In less than 24 HOURS, an EU committee votes on whether to mass-censor the global internet

We've got less than a day until the key vote on the wording of the new EU Copyright Directive, when members of the EU's legislative committee will vote on whether to include controversial mass censorship language in the proposal that the parliament will vote on.

These two proposals are the "link tax" (Article 11), which forbids linking to news stories without a license (but doesn't define "news story" or "linking," leaving it up to 28 member states to make 28 contradictory rules for this); and "copyright filters" (Article 13), requiring that everything Europeans post to the internet be automatically checked for copyright violations first, in a kind of vast, unprecedented version of YouTube's Content ID, but for everything — your Tinder profile, the code you check into Github, the skins on your Minecraft avatars.

Article 13 is every bit as defective as Article 11: it insists that companies filter their users' posts, but does not penalize people who abuse the system by falsely claiming copyright over works that don't belong to them, whether tactically (a political party using false copyright claims to suppress embarrassing footage before a key vote), or trollishly (claiming all of Shakespeare just for the pleasure of banning anyone from quoting him).
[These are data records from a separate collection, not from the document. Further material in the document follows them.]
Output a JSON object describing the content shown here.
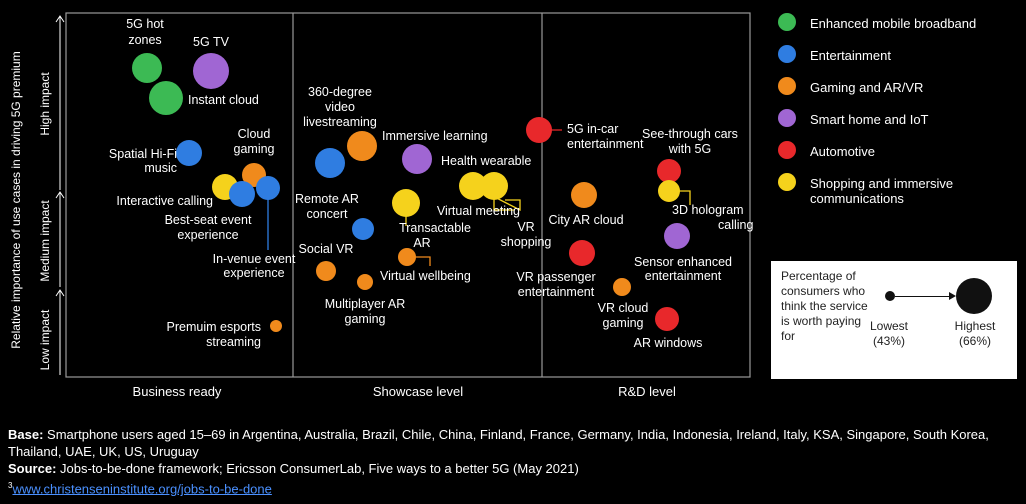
{
  "chart_data": {
    "type": "scatter",
    "ylabel": "Relative importance of use cases in driving 5G premium",
    "y_levels": [
      "Low impact",
      "Medium impact",
      "High impact"
    ],
    "columns": [
      "Business ready",
      "Showcase level",
      "R&D level"
    ],
    "series": [
      {
        "name": "Enhanced mobile broadband",
        "color": "#3cba54"
      },
      {
        "name": "Entertainment",
        "color": "#2f7de1"
      },
      {
        "name": "Gaming and AR/VR",
        "color": "#f08a1c"
      },
      {
        "name": "Smart home and IoT",
        "color": "#a066d3"
      },
      {
        "name": "Automotive",
        "color": "#e8282b"
      },
      {
        "name": "Shopping and immersive communications",
        "color": "#f5d21c"
      }
    ],
    "size_legend": {
      "description": "Percentage of consumers who think the service is worth paying for",
      "low_label": "Lowest",
      "low_value": "(43%)",
      "high_label": "Highest",
      "high_value": "(66%)"
    },
    "points": [
      {
        "label": "5G hot zones",
        "series": 0
      },
      {
        "label": "5G TV",
        "series": 3
      },
      {
        "label": "Instant cloud",
        "series": 0
      },
      {
        "label": "Spatial Hi-Fi music",
        "series": 1
      },
      {
        "label": "Cloud gaming",
        "series": 2
      },
      {
        "label": "Interactive calling",
        "series": 5
      },
      {
        "label": "Best-seat event experience",
        "series": 1
      },
      {
        "label": "In-venue event experience",
        "series": 1
      },
      {
        "label": "Premuim esports streaming",
        "series": 2
      },
      {
        "label": "360-degree video livestreaming",
        "series": 1
      },
      {
        "label": "Immersive learning",
        "series": 2
      },
      {
        "label": "Health wearable",
        "series": 3
      },
      {
        "label": "Remote AR concert",
        "series": 1
      },
      {
        "label": "Transactable AR",
        "series": 5
      },
      {
        "label": "Virtual meeting",
        "series": 5
      },
      {
        "label": "VR shopping",
        "series": 5
      },
      {
        "label": "Social VR",
        "series": 2
      },
      {
        "label": "Virtual wellbeing",
        "series": 2
      },
      {
        "label": "Multiplayer AR gaming",
        "series": 2
      },
      {
        "label": "5G in-car entertainment",
        "series": 4
      },
      {
        "label": "City AR cloud",
        "series": 2
      },
      {
        "label": "VR passenger entertainment",
        "series": 4
      },
      {
        "label": "VR cloud gaming",
        "series": 2
      },
      {
        "label": "See-through cars with 5G",
        "series": 4
      },
      {
        "label": "3D hologram calling",
        "series": 5
      },
      {
        "label": "Sensor enhanced entertainment",
        "series": 3
      },
      {
        "label": "AR windows",
        "series": 4
      }
    ]
  },
  "footer": {
    "base_label": "Base:",
    "base_text": "Smartphone users aged 15–69 in Argentina, Australia, Brazil, Chile, China, Finland, France, Germany, India, Indonesia, Ireland, Italy, KSA, Singapore, South Korea, Thailand, UAE, UK, US, Uruguay",
    "source_label": "Source:",
    "source_text": "Jobs-to-be-done framework; Ericsson ConsumerLab, Five ways to a better 5G (May 2021)",
    "footnote_marker": "3",
    "link_text": "www.christenseninstitute.org/jobs-to-be-done"
  }
}
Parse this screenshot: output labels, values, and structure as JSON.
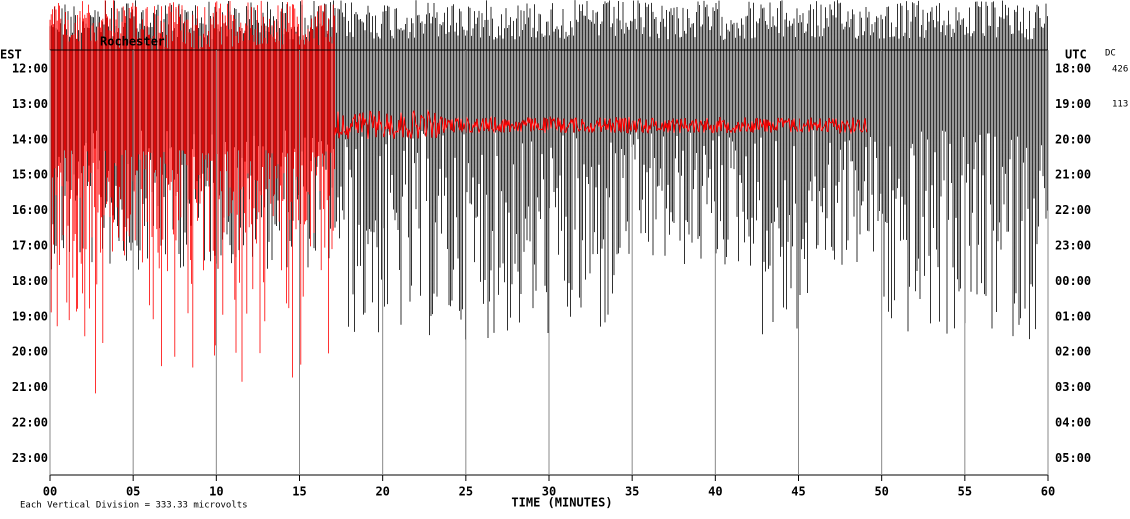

Sarah Jeong covered this today for The Verge: "legislators everywhere seem to have accepted the status quo of a digital landscape that's dominated by a handful of giants with self-perpetuating silos."

The vote will be early in the day (Central European Time) on the 20th. There is still time to contact your MEP.

For anyone who's been on the internet long enough, the problem with Article 13 is pretty clear. It's YouTube Content ID but for the entire internet. Axel Voss, the member of European Parliament who is taking the lead on the copyright bill, has argued that the actual proposed language never mentions a filter, although that just raises the question of what using "effective technologies" to prevent copyright infringement means, other than filtering. Although the most recently revised language exempts sites such as "online encyclopaedias," clearly aiming to exclude the likes of Wikipedia, Voss has said in the past that he cannot predict which platforms will be affected.

Remember the time YouTube Content ID took down a video with birds chirping in the background because an avant-garde song in its copyright database also had birds chirping in the background? Remember the time NASA's videos of a Mars landing got taken down by a news agency? Remember the time a live stream got cut off because people started singing "Happy Birthday"? And all this happened despite the fact that Google is really good at what it does.

Opponents of the proposal argue that if smaller platforms are also required to implement upload filtering, it'll not only be a significant burden to them, but they're likely to do a much worse job. Placing content-filtering obligations on platforms encourages them to block as much as possible, and it gives them little incentive to let innocent content through. FOSTA in the United States is a good example of how these incentives work. After the passage of the law, which was intended to combat sex trafficking on the internet, Cloudflare dropped Switter, a sex worker-friendly Mastodon instance.